Solving a transcendental equation consisting of a quadratic part and a part involving inverse Lambert W functions Question statement
I would like to solve the following equation in the two variables $x$ and $y$:
\begin{gather}
0 = x^2 - a y^2 + i b [x y - W^{-1}(x)W^{-1}(y)] ,
\end{gather}
where $a$ and $b$ are purely real parameters, and $W^{-1}(x)$ is the inverse Lambert W function of $x$. Domain constraints exist due to physicality: for all physical solutions $y$ is purely imaginary, and for some physical solution $x$ is purely imaginary.
Answer attempt
Put the above equation in the alternative form thus:
\begin{gather}
0 = x^2 - a y^2 + i b x y (1 - e^x e^y) .
\end{gather}
Then, by inspection (separate terms into pairs), we have at least the solutions
\begin{gather}
\begin{aligned}
\text{(i)}&\text{ } x = \sqrt{a} y \text{ and } y = \frac{2 i n \pi}{1 + \sqrt{a}} \text{, where } n \in \mathbb{Z} \text{,}\\
\text{(ii)}&\text{ } x = - \sqrt{a} y \text{ and } y = \frac{2 i n \pi}{1 - \sqrt{a}} \text{, where } n \in \mathbb{Z} \text{,}\\
\text{(iii)}&\text{ } x = - i b y \text{ and } y = \frac{\operatorname{Log}(- a / b^2)}{1 - i b} \text{, and}\\
\text{(iv)}&\text{ } x = - i \frac{a}{b} y \text{ and } y = \frac{\operatorname{Log}(- a / b^2)}{1 - i (a / b)} .
\end{aligned}
\end{gather}
The method of this answer attempt is quite obviously not general; hence I post. I might ask more specifically: Can we prove that (i) to (iv) are the only solutions? and if not, is there a more elegant method that derives all solutions?
Thanks
I extend sincere thanks for any help.
 A: Using the basic idea behind the method of dominant balance I can get a good approximation for the solutions mentioned in my comment.

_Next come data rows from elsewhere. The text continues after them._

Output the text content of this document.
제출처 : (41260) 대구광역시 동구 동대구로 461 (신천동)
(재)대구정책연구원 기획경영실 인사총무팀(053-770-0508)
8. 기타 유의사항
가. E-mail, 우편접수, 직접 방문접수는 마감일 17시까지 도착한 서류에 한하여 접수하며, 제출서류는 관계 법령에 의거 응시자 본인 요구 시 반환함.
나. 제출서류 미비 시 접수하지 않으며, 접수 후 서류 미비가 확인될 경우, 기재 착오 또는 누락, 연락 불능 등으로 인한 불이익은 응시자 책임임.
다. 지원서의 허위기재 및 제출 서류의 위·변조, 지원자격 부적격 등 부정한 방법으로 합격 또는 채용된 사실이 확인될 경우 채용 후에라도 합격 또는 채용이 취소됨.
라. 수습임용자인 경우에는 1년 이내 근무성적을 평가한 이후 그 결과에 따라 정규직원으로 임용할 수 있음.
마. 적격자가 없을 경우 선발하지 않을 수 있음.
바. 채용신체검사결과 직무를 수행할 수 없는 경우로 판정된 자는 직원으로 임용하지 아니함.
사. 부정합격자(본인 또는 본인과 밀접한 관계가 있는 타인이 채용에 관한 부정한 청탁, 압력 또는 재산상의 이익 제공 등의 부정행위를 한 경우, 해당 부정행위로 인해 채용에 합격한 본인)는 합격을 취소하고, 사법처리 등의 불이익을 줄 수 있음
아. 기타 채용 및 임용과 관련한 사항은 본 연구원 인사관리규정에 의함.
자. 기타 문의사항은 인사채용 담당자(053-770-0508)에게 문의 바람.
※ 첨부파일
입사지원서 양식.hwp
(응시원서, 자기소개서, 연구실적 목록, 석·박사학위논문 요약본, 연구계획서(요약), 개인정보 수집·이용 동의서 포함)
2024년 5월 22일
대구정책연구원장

Let $a>0$, $b>0$, and $y=(2n+1)\pi i$.  By expanding the parentheses the equation becomes
$$
a\pi^2 + 4 a \pi^2 n + 4a\pi^2 n^2 - b\pi x + x^2 - b\pi xe^x - 2b\pi nx - 2b\pi nxe^x = 0.
\tag{1}
$$
Numerically it appears that as $n \to +\infty$ the root $x$ also tends to $+\infty$ so let's go ahead and assume this.  The two largest terms in the equation are then $4a\pi^2 n^2$ and $-2b\pi nxe^x$, so as $n \to \infty$ the equation is approximately the same as
$$
4a\pi^2 n^2 - 2b\pi nxe^x = 0
$$
or, upon dividing through by $2\pi n$,
$$
2a\pi n - bxe^x = 0.
$$
This has an explicit solution
$$
x = W(2\pi n a/b),
\tag{2}
$$
which appears to give a good approximation for the solutions of $(1)$ as $n \to +\infty$.  This approximation appears to get better when the ratio $a/b$ is large.
If you'd like you can get a more elementary leading order approximation by using the known asymptotic
$$
W(q) \approx \log q - \log \log q + \frac{\log \log q}{\log q} + \cdots
$$
as $q \to \infty$.
Numerics.
Let's fix $a=b=1$.  In the plots below $n$ is on the horizontal axis.
The blue dots in this plot are the numerical solutions of $(1)$ for $x$ when $n=1,2,\ldots,40$ and the black line is the asymptotic solution $(2)$ we obtained.

This second plot shows the absolute error between the numerical solutions to $(1)$ and the asymptotic solution $(2)$ for $n=10,11,\ldots,5\times 10^4$.  The $n$-axis is plotted with a logarithmic scale for clarity.